Defendants . . . approv[ed] the issuance of false and misleading analysts' reports. . . . (Complaint ¶ 33).
Throughout the Class Period, RasterOps and the Officer Defendants were in contact with stock market professionals, analysts, money managers and similar members of the professional investment community, and periodically provided information to securities analysts. . . . (Complaint ¶ 36).

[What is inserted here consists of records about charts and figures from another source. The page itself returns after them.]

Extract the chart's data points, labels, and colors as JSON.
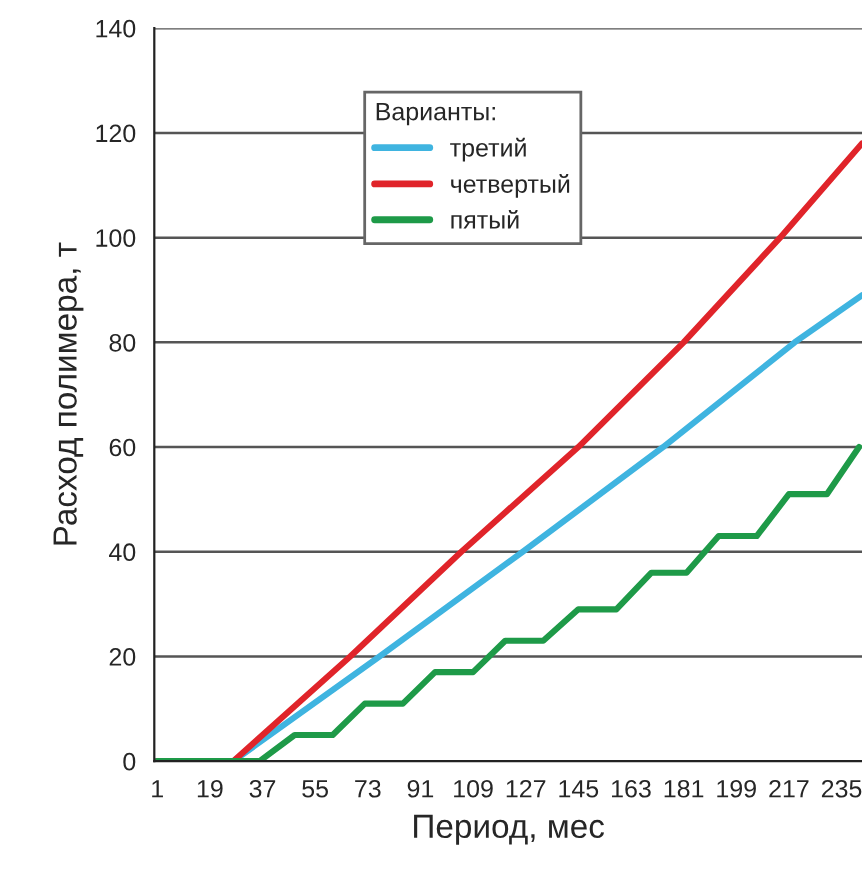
{
  "chart_data": {
    "type": "line",
    "xlabel": "Период, мес",
    "ylabel": "Расход полимера, т",
    "legend_title": "Варианты:",
    "xlim": [
      0,
      242
    ],
    "xticks": [
      1,
      19,
      37,
      55,
      73,
      91,
      109,
      127,
      145,
      163,
      181,
      199,
      217,
      235
    ],
    "ylim": [
      0,
      140
    ],
    "yticks": [
      0,
      20,
      40,
      60,
      80,
      100,
      120,
      140
    ],
    "grid": "y",
    "legend": "top",
    "line_style": "solid",
    "marker": "none",
    "series": [
      {
        "name": "третий",
        "color": "#3fb4e0",
        "x": [
          1,
          27,
          77,
          126,
          174,
          219,
          242
        ],
        "values": [
          0,
          0,
          20,
          40,
          60,
          80,
          89
        ]
      },
      {
        "name": "четвертый",
        "color": "#e0242a",
        "x": [
          1,
          27,
          67,
          105,
          145,
          181,
          214,
          242
        ],
        "values": [
          0,
          0,
          20,
          40,
          60,
          80,
          100,
          118
        ]
      },
      {
        "name": "пятый",
        "color": "#1e9a48",
        "x": [
          1,
          36,
          48,
          61,
          72,
          85,
          96,
          109,
          120,
          133,
          145,
          158,
          170,
          182,
          193,
          206,
          217,
          230,
          241
        ],
        "values": [
          0,
          0,
          5,
          5,
          11,
          11,
          17,
          17,
          23,
          23,
          29,
          29,
          36,
          36,
          43,
          43,
          51,
          51,
          60
        ]
      }
    ]
  }
}
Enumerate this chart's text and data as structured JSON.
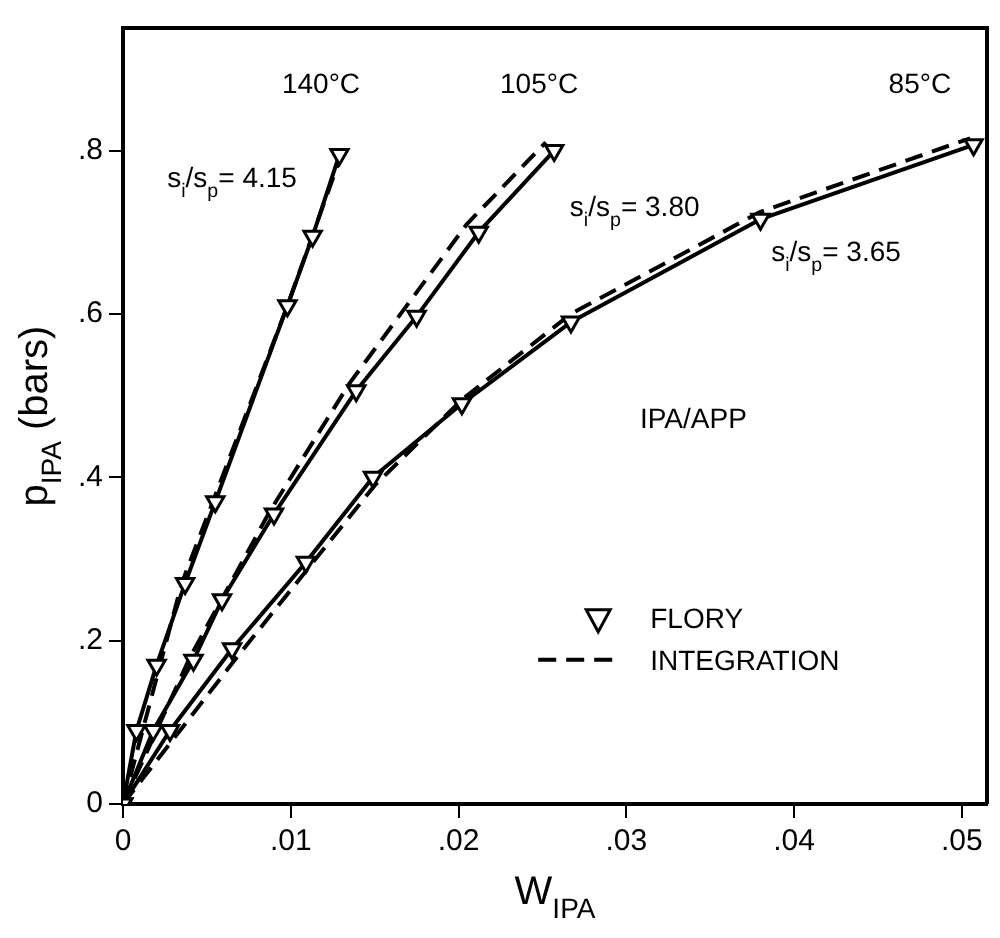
{
  "chart_data": {
    "type": "line",
    "xlabel": "W$_{IPA}$",
    "ylabel": "p$_{IPA}$ (bars)",
    "xlim": [
      0,
      0.0515
    ],
    "ylim": [
      0,
      0.95
    ],
    "xticks": [
      0,
      {
        "value": 0.01,
        "label": ".01"
      },
      {
        "value": 0.02,
        "label": ".02"
      },
      {
        "value": 0.03,
        "label": ".03"
      },
      {
        "value": 0.04,
        "label": ".04"
      },
      {
        "value": 0.05,
        "label": ".05"
      }
    ],
    "yticks": [
      0,
      {
        "value": 0.2,
        "label": ".2"
      },
      {
        "value": 0.4,
        "label": ".4"
      },
      {
        "value": 0.6,
        "label": ".6"
      },
      {
        "value": 0.8,
        "label": ".8"
      }
    ],
    "grid": false,
    "legend": "center right",
    "series": [
      {
        "name": "FLORY",
        "color": "#000000",
        "marker": "triangle",
        "line_style": "solid",
        "x": [
          0,
          0.0008,
          0.002,
          0.0037,
          0.0055,
          0.0098,
          0.0113,
          0.0129
        ],
        "values": [
          0,
          0.09,
          0.17,
          0.27,
          0.37,
          0.61,
          0.695,
          0.795
        ]
      },
      {
        "color": "#000000",
        "marker": "triangle",
        "line_style": "solid",
        "x": [
          0,
          0.0018,
          0.0042,
          0.0059,
          0.009,
          0.0139,
          0.0175,
          0.0212,
          0.0257
        ],
        "values": [
          0,
          0.09,
          0.176,
          0.25,
          0.355,
          0.506,
          0.597,
          0.7,
          0.8
        ]
      },
      {
        "color": "#000000",
        "marker": "triangle",
        "line_style": "solid",
        "x": [
          0,
          0.0028,
          0.0065,
          0.0109,
          0.0149,
          0.0202,
          0.0267,
          0.038,
          0.0507
        ],
        "values": [
          0,
          0.09,
          0.19,
          0.296,
          0.4,
          0.49,
          0.59,
          0.716,
          0.807
        ]
      },
      {
        "name": "INTEGRATION",
        "color": "#000000",
        "marker": "none",
        "line_style": "dashed",
        "x": [
          0,
          0.0035,
          0.0098,
          0.0131
        ],
        "values": [
          0,
          0.27,
          0.61,
          0.8
        ]
      },
      {
        "color": "#000000",
        "marker": "none",
        "line_style": "dashed",
        "x": [
          0,
          0.004,
          0.0088,
          0.0135,
          0.0205,
          0.0252
        ],
        "values": [
          0,
          0.18,
          0.36,
          0.515,
          0.71,
          0.81
        ]
      },
      {
        "color": "#000000",
        "marker": "none",
        "line_style": "dashed",
        "x": [
          0,
          0.0068,
          0.015,
          0.0202,
          0.0267,
          0.038,
          0.0505
        ],
        "values": [
          0,
          0.18,
          0.39,
          0.495,
          0.6,
          0.725,
          0.815
        ]
      }
    ],
    "annotations": [
      "140°C",
      "105°C",
      "85°C",
      "s$_{i}$/s$_{p}$= 4.15",
      "s$_{i}$/s$_{p}$= 3.80",
      "s$_{i}$/s$_{p}$= 3.65",
      "IPA/APP"
    ]
  }
}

The court realizes that its opinion in Rogal v. Costello; 1993 WL 204636 (N.D. Cal. 1993) ("Rogal II") may have indicated that plaintiff's pleading was sufficient. However, as this court indicated in Pleasant Overseas Corporation, et al. v. William D. Hajjar. et al., slip op. No. C 93-200197 RMW (EAI), November 18, 1993 (N.D. Cal. 1993) and Trident v. O'Sullivan, slip op. No. 93-18 20621 RMW (EAI), February 2, 1994 (N.D. Cal. 1993), (N.D. Cal. 1993), the court finds that, based on the reasoning in Verifone, the Second Circuit's opinion in Elkind, Judge Williams' recent holding in Syntex, and the Fourth Circuit's holding in Raab v. General Physics Corp. [1993 Transfer Binder] Fed. Sec. L. Rep. (CCH) § 97, 713 at 97, 342 (4th Cir. 1993), the rule requiring plaintiffs to plead facts sufficient to support a conclusion that the defendants adopted or endorsed the analysts' reports is the better rule. In the instant case, plaintiffs have failed to allege facts sufficient to support a conclusion that defendants adopted or endorsed the analysts' reports.
3. Conclusion
Therefore, the court dismisses with leave to amend plaintiffs' allegations as to all defendants except defendant Sorenson with respect to the oral statements by defendant Sorenson because plaintiffs have not alleged that such statements were the collective action of the officers. The court dismisses with leave to amend plaintiffs' allegations as to outside directors M. Essam Badawi, Norman Kidd, and Daniel D. Tompkins, Jr. because plaintiffs have alleged insufficient facts to invoke the group pleading doctrine with respect to these defendants. The court dismisses with leave to amend plaintiffs' allegations that all defendants are liable for misleading analyst reports because plaintiffs have failed to allege facts to support the conclusion that the company adopted or endorsed the analysts' reports. Plaintiffs shall have thirty days from the date of this order within which to file a third amended consolidated complaint to cure the pleading defects.